DeepSeek-Prover-V1.5-RL

Property	Value
Parameter Count	6.91B
Model Type	Theorem Proving LLM
License	DeepSeek License
Paper	arXiv:2408.08152
Tensor Type	BF16

What is DeepSeek-Prover-V1.5-RL?

DeepSeek-Prover-V1.5-RL is a sophisticated language model specifically designed for theorem proving in Lean 4. Built upon DeepSeekMath-Base, this model represents a significant advancement in automated mathematical reasoning, achieving state-of-the-art results through a combination of reinforcement learning and innovative Monte-Carlo tree search techniques.

Implementation Details

The model implements a novel RMaxTS (Reward-Maximizing Tree Search) approach, combining reinforcement learning from proof assistant feedback (RLPAF) with sophisticated tree search algorithms. This implementation has led to remarkable improvements over its predecessor, particularly in handling complex mathematical proofs.

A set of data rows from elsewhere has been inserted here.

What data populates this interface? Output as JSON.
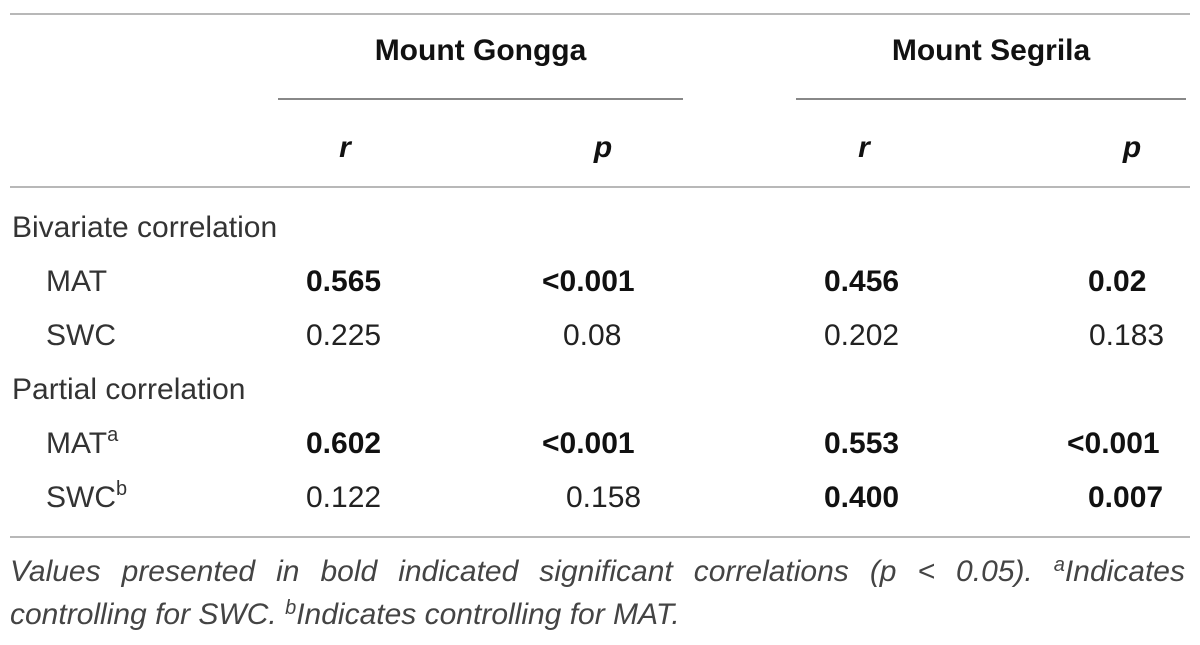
{
  "table": {
    "groups": [
      {
        "label": "Mount Gongga"
      },
      {
        "label": "Mount Segrila"
      }
    ],
    "subheaders": [
      "r",
      "p",
      "r",
      "p"
    ],
    "sections": [
      {
        "label": "Bivariate correlation",
        "rows": [
          {
            "label": "MAT",
            "sup": "",
            "cells": [
              {
                "value": "0.565",
                "bold": true
              },
              {
                "value": "<0.001",
                "bold": true
              },
              {
                "value": "0.456",
                "bold": true
              },
              {
                "value": "0.02",
                "bold": true
              }
            ]
          },
          {
            "label": "SWC",
            "sup": "",
            "cells": [
              {
                "value": "0.225",
                "bold": false
              },
              {
                "value": "0.08",
                "bold": false
              },
              {
                "value": "0.202",
                "bold": false
              },
              {
                "value": "0.183",
                "bold": false
              }
            ]
          }
        ]
      },
      {
        "label": "Partial correlation",
        "rows": [
          {
            "label": "MAT",
            "sup": "a",
            "cells": [
              {
                "value": "0.602",
                "bold": true
              },
              {
                "value": "<0.001",
                "bold": true
              },
              {
                "value": "0.553",
                "bold": true
              },
              {
                "value": "<0.001",
                "bold": true
              }
            ]
          },
          {
            "label": "SWC",
            "sup": "b",
            "cells": [
              {
                "value": "0.122",
                "bold": false
              },
              {
                "value": "0.158",
                "bold": false
              },
              {
                "value": "0.400",
                "bold": true
              },
              {
                "value": "0.007",
                "bold": true
              }
            ]
          }
        ]
      }
    ],
    "footnote": {
      "main": "Values presented in bold indicated significant correlations (p < 0.05). ",
      "note_a_marker": "a",
      "note_a": "Indicates controlling for SWC. ",
      "note_b_marker": "b",
      "note_b": "Indicates controlling for MAT."
    }
  }
}
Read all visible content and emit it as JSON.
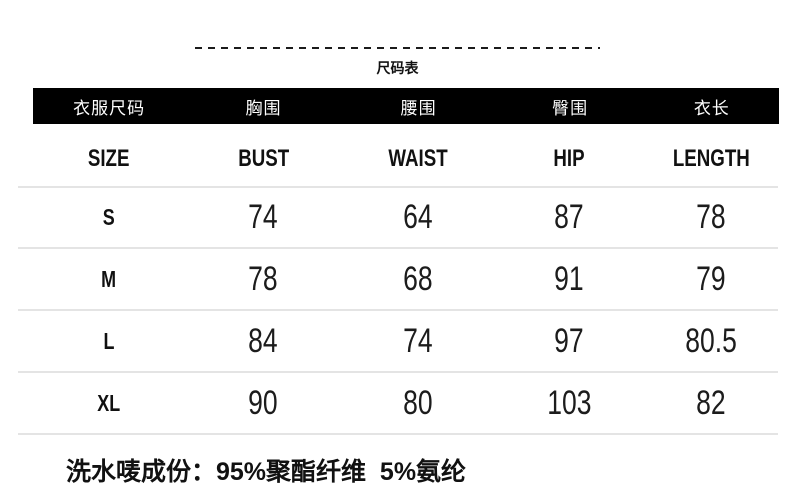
{
  "size_chart": {
    "title": "尺码表",
    "header_cn": [
      "衣服尺码",
      "胸围",
      "腰围",
      "臀围",
      "衣长"
    ],
    "header_en": [
      "SIZE",
      "BUST",
      "WAIST",
      "HIP",
      "LENGTH"
    ],
    "rows": [
      {
        "size": "S",
        "values": [
          "74",
          "64",
          "87",
          "78"
        ]
      },
      {
        "size": "M",
        "values": [
          "78",
          "68",
          "91",
          "79"
        ]
      },
      {
        "size": "L",
        "values": [
          "84",
          "74",
          "97",
          "80.5"
        ]
      },
      {
        "size": "XL",
        "values": [
          "90",
          "80",
          "103",
          "82"
        ]
      }
    ],
    "colors": {
      "header_background": "#000000",
      "header_text": "#ffffff",
      "row_divider": "#e4e4e4",
      "body_text": "#1c1c1c",
      "dash_line": "#1b1b1b"
    }
  },
  "footer": {
    "composition": "洗水唛成份：95%聚酯纤维  5%氨纶"
  }
}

Specialized pre-training on mathematical formal languages
Enhanced supervised fine-tuning using an improved theorem proving dataset
Implementation of RMaxTS for diverse proof path generation
Integration of proof assistant feedback for reinforcement learning

Core Capabilities

Achieves 63.5% accuracy on miniF2F test benchmark (high school level)
25.3% success rate on ProofNet (undergraduate level)
Generates diverse proof paths through intrinsic-reward-driven exploration
Supports complex mathematical reasoning and formal proof generation

Frequently Asked Questions

Q: What makes this model unique?

This model stands out for its innovative combination of reinforcement learning and Monte-Carlo tree search, specifically optimized for mathematical theorem proving. The RMaxTS approach represents a significant advancement in proof generation methodology.

Q: What are the recommended use cases?

The model is specifically designed for formal mathematical proof generation in Lean 4, making it ideal for automated theorem proving, mathematical research assistance, and educational applications in formal mathematics.